Unlike typical “green” funds, the Virgin Climate Change Fund can invest in all industry sectors but will only invest in companies with lighter than average environmental footprints for their sector. This “lighter footprint” strategy aims to capitalise on research suggesting that companies with a strong environmental focus can outperform their ‘dirtier’ competitors.

This new fund comes at a time when consumers are increasingly demanding more information about the environmental damage companies cause. Research from Virgin Money reveals that up to 29% of consumers around 10.9 million people have favoured products and services from environmentally aware companies in the past year as they have woken up to the issue of climate change. And around 68% of people say if data on companies’ carbon footprints was more readily available they would pay more attention to the issue.
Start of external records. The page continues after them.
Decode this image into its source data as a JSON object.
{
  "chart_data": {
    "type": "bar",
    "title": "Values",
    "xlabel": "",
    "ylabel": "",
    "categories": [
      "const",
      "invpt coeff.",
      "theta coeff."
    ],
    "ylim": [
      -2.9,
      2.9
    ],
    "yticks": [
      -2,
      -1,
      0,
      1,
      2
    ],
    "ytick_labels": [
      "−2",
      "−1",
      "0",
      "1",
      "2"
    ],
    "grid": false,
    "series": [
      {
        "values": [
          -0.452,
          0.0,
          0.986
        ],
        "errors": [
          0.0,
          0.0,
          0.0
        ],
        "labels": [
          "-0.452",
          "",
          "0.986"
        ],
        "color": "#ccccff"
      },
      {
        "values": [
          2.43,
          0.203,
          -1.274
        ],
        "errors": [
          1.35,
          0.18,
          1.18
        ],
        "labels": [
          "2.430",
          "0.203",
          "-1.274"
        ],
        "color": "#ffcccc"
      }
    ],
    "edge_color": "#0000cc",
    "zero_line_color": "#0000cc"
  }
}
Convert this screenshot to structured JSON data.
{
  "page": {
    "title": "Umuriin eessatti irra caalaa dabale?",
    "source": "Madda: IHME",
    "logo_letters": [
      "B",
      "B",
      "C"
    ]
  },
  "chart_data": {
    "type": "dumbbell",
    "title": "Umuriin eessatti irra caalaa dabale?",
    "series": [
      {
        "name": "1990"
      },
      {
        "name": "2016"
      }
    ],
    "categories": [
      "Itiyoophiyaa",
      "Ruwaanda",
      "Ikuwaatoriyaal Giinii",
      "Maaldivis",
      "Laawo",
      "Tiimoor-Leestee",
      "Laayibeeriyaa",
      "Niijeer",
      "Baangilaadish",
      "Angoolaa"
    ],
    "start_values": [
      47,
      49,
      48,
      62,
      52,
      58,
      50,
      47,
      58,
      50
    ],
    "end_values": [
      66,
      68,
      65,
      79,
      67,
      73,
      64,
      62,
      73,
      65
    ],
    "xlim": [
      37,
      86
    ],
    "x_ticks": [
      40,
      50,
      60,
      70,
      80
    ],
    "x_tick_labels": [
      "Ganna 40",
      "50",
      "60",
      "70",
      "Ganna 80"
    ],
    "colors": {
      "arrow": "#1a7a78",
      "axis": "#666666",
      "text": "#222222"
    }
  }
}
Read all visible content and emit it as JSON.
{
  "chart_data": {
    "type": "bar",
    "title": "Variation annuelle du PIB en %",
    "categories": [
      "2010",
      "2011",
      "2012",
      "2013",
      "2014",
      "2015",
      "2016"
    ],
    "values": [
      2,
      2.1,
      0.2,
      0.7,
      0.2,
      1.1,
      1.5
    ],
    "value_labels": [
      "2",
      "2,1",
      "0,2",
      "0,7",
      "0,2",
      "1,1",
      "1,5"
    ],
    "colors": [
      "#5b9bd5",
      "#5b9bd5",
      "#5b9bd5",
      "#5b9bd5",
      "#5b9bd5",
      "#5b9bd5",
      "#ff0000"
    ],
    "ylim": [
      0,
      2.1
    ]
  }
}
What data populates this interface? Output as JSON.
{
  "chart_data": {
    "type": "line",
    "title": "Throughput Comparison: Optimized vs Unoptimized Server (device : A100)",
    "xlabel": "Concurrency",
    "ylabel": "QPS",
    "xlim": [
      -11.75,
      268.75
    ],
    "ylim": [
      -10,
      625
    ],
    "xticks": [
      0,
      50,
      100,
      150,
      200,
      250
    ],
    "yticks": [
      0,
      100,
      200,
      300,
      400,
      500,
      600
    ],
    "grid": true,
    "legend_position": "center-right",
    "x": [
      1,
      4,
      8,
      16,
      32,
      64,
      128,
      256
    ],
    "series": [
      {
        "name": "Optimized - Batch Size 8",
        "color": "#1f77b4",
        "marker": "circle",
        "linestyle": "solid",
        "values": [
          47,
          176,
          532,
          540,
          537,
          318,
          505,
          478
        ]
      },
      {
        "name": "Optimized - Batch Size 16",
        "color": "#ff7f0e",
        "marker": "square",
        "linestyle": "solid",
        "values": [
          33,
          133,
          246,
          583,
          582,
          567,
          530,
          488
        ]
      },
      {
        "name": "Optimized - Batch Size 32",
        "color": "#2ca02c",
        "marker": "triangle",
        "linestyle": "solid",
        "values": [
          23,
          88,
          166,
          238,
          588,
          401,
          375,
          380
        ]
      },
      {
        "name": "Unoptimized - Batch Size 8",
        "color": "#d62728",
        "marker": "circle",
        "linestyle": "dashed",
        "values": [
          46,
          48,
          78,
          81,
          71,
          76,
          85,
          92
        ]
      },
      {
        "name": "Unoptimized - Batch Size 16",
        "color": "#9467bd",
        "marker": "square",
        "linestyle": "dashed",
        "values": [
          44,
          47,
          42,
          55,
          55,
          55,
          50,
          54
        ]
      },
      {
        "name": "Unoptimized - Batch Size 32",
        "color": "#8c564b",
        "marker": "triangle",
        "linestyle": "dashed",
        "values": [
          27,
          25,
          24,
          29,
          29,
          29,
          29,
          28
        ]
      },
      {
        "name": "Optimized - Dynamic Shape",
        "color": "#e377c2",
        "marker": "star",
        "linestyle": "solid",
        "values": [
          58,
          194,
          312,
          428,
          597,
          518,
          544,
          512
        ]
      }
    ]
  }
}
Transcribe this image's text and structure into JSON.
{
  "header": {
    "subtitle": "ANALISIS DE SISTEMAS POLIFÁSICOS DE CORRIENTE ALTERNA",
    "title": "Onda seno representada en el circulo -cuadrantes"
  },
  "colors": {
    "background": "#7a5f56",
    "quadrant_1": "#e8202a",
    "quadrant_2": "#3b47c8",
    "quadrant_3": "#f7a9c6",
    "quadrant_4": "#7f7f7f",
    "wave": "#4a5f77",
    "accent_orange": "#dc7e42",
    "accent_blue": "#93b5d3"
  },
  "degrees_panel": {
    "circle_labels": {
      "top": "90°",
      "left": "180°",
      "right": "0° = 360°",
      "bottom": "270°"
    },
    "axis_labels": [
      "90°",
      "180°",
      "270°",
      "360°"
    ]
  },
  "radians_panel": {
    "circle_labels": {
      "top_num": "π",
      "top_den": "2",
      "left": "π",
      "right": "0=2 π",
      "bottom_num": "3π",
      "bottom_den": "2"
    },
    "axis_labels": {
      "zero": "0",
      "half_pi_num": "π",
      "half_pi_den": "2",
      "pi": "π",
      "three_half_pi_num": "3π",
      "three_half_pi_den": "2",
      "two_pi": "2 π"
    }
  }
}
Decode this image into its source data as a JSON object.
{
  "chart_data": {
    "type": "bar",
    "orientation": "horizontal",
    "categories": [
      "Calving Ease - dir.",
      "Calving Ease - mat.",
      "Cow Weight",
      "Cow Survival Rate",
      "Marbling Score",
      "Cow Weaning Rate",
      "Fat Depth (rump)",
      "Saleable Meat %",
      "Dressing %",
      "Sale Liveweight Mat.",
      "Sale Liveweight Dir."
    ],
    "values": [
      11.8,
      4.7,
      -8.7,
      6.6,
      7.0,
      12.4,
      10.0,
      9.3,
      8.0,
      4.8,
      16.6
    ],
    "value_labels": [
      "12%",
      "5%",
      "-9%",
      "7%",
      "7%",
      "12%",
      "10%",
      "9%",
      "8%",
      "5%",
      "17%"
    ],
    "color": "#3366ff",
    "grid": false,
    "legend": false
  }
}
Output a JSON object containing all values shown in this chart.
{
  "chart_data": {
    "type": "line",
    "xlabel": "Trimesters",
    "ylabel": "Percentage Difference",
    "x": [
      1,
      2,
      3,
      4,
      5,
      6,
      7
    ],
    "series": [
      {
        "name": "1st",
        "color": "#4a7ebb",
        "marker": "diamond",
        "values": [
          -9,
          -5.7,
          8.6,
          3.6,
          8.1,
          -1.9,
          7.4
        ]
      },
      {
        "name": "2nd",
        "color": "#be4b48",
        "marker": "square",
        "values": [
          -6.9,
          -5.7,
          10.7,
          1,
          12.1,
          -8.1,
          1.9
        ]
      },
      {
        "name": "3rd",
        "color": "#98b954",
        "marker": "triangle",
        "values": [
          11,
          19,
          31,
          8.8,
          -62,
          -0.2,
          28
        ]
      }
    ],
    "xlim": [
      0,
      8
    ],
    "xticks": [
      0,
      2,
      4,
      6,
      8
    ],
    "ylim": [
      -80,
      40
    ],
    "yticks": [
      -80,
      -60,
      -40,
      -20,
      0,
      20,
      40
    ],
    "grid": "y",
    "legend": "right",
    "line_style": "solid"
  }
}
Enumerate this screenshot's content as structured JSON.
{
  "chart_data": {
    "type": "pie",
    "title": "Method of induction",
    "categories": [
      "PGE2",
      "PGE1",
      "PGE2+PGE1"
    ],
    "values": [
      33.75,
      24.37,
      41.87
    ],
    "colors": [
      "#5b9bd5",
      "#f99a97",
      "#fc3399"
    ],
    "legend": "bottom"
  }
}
To launch the fund Virgin have teamed up with leading asset management firm GLG Partners, who will act as the fund advisers, and leading environmental research organisation Trucost PLC, who will provide the environmental data. Trucost wrote the UK Government’s environmental reporting guidelines, published in 2006.

Until now GLG has typically only worked for high-net-worth individuals and financial institutions. Since launching their first fund in 1997, GLG has achieved a 16.8% net-of-fees annualized invested capital weighted return on its alternative strategies through September 2007. GLG already runs a similar fund to the Virgin Climate Change Fund, the GLG Environment Fund which has, between January and December 2007, returned 7.02% net of fees compared to the MSCI Europe Index return of 1.62% for the same period.

Like the Virgin Climate Change Fund, the companies in that portfolio are chosen from a performance and then environmental standpoint where no industry is excluded. Companies currently held in the GLG Environment Fund include BG Group, Xstrata and Renault.

The Virgin Climate Change Fund, which opens for business on 21 January and is available through IFAs and direct to the public, will be open to investors with minimum investments of 50 a month or a 500 lump sum.

“We’re delighted to be able to bring GLG’s expertise within reach of all UK investors and deliver a high performance investment fund which is also better for the environment,” says Jayne-Anne Gadhia, CEO of Virgin Money. “The climate change issue is too often seen as one where consumers have to pay a price. There is too much ‘stick’ and not enough ‘carrot.’ Our new Climate Change Fund is a straightforward way for investors to put their money into companies at the forefront of changing how businesses operate. And far from having to compromise on investment performance this strategy actually improves it.”

Companies which do not adapt to changes in public opinion on environmental impact could see their returns suffer in the future, says Pierre Lagrange, co-founder of GLG and adviser to the Virgin Climate Change Fund with Ben Funnell.

“Governments and regulators are likely to increase costs for companies which do not take into account environmental impacts and encourage those that do with subsidies and tax breaks,” Lagrange says. “That creates opportunities for managers such as GLG to invest in high performing greener, cleaner companies and produce strong returns for investors.”

At least 75% of the fund will be invested in an environmentally filtered basket of European shares only companies who have a better than average environmental footprint for their sector will be selected.

Up to another 15% will be invested into Solution Adopters, which are companies adopting environmental best practice, and up to a further 10% will be invested in Solution Providers, which are firms specialising in offering solutions to environmental problems.

There are no initial charges, a 1.75% annual management charge and a 20% performance bonus.

In order to earn a performance bonus the fund has to outperform two benchmarks. First the fund has to deliver a greater return than the Bank of England base rate. Plus the fund must also exceed something known as the High Water Mark which is the previous highest unit price reset on a rolling six monthly basis. If the fund fails to beat the High Water Mark or the Bank of England base rate the performance fee is not paid.

The Climate Change Fund will be available within Virgin Money unit trusts, ISAs and PEPs.